In reply, Laura Irwin, director of Tulchan Sporting Estates, said: “Our peatland restoration work was done at the request of the Cairngorms National Park Authority and fully complied with all regulatory requirements. The estate did not undertake muirburn and peatland restoration on the same sites.”

She claimed the previous owners of Tulchan entered into the Muirburn scheme and that the new owners were required to continue that. She added: “There is no question of two payments for conflicting activities. The CNPA assess all factors including previous and prospective land management activities before commencing a peatland restoration project.

“The estate has not had any financial benefit from its peatland restoration work. It hasn’t sold any carbon credits relating to the restoration work, or indeed other areas of the estate, and invested significant land management time and for the benefit of the land, biodiversity and for the environment.”

ENVIRONMENTAL and conservation organisations, including the RSPB and the Revive coalition, are campaigning for a ban or increased restrictions on muirburn. They argue the practice has negative consequences for wildlife and increases the risk of wildfire.

Muirburn reduces the biodiversity of peatland habitats as it “encourages heather growth, which in turn encourages red grouse populations, but nothing else”, said head of species and land management at RSPB, Duncan Orr-Ewing.

Land managers’ associations disagree.

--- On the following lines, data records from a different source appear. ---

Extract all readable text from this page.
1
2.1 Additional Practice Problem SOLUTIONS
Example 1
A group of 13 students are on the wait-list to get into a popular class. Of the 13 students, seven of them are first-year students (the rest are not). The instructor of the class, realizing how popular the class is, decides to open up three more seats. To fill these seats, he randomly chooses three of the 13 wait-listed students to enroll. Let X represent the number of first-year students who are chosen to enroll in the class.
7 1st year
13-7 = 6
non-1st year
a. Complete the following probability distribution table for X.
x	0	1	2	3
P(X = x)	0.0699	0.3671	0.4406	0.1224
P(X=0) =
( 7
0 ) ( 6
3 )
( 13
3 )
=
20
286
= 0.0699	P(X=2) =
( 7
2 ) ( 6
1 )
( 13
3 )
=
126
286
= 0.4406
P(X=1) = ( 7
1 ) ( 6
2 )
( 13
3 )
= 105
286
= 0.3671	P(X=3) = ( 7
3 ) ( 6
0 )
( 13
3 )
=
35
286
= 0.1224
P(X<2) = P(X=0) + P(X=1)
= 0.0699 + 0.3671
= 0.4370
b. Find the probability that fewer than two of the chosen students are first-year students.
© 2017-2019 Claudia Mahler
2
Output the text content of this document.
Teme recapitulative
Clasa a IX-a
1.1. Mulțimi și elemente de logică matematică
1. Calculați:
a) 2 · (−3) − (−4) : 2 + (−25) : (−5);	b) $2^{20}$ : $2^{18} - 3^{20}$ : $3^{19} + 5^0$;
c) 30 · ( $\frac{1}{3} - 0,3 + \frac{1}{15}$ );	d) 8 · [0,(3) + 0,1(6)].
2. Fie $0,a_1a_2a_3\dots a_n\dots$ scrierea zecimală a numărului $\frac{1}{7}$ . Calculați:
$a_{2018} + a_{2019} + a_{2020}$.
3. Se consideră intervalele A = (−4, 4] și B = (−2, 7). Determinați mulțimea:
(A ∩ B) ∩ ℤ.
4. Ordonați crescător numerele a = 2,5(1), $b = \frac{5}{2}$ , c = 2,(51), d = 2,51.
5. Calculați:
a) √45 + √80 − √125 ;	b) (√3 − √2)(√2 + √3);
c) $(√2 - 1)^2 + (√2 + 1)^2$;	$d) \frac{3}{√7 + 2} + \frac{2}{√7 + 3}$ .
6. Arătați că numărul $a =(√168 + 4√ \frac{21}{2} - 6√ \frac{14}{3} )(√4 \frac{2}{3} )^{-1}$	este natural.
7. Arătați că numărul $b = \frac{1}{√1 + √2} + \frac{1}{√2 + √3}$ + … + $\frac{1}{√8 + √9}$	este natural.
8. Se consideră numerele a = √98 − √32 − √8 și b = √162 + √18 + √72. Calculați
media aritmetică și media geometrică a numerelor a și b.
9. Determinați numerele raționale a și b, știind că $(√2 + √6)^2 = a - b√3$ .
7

By reducing fuel loads and rejuvenating heather, muirburn has a key role in reducing the risk of wildfire and benefitting biodiversity, argued Ross Ewing, moorland director at Scottish Land & Estates.

He added: “Muirburn does not burn or damage peat. It burns rank heather, leaving the peat below the ground intact. Any short-term emissions from muirburn are minimal and are outweighed by the medium and long-term environmental benefits.”

A 2017 report commissioned by the Scottish Government to review evidence of the impact of muirburn on peat soils identified gaps in knowledge about the practice.

A Scottish Government spokesperson said it funds Peatland Action to undertake peatland restoration across the country. They added: “Cairngorms National Park Authority is one of our delivery partners within that initiative and has previously grant-funded peatland restoration work on Tulchan Estate.

“Through a due diligence review of all clients, the park authority has worked to ensure that it has not provided any funding to potential Russian interests since the commencement of Russia’s illegal invasion of Ukraine.”

Both the Scottish Government and the CNPA said: “In monitoring and enforcing the park authority’s peatland restoration grant conditions, the Cairngorms Peatland Action team has not encountered any actions on muirburn that have contravened those conditions”.

NatureScot said: “The Scottish Government are currently consulting on a proposal to introduce a year-round licencing of muirburn. In advance of the conclusions of that consultation process, NatureScot strongly encourages all parties to follow the Muirburn Code, which states that burning should not take place on peatlands, except as part of a habitat restoration plan, approved by NatureScot. Areas with peat hags, bare peat or erosion should never be burnt.”

The Muirburn Code allows burning from October 1 to April 15. The ban on burning on peatland is not legally enforceable. In 2020, the Scottish Government announced its intentions to licence muirburn and legally prohibit burning on peatland. Last year, it earmarked £250m for peatland restoration grants.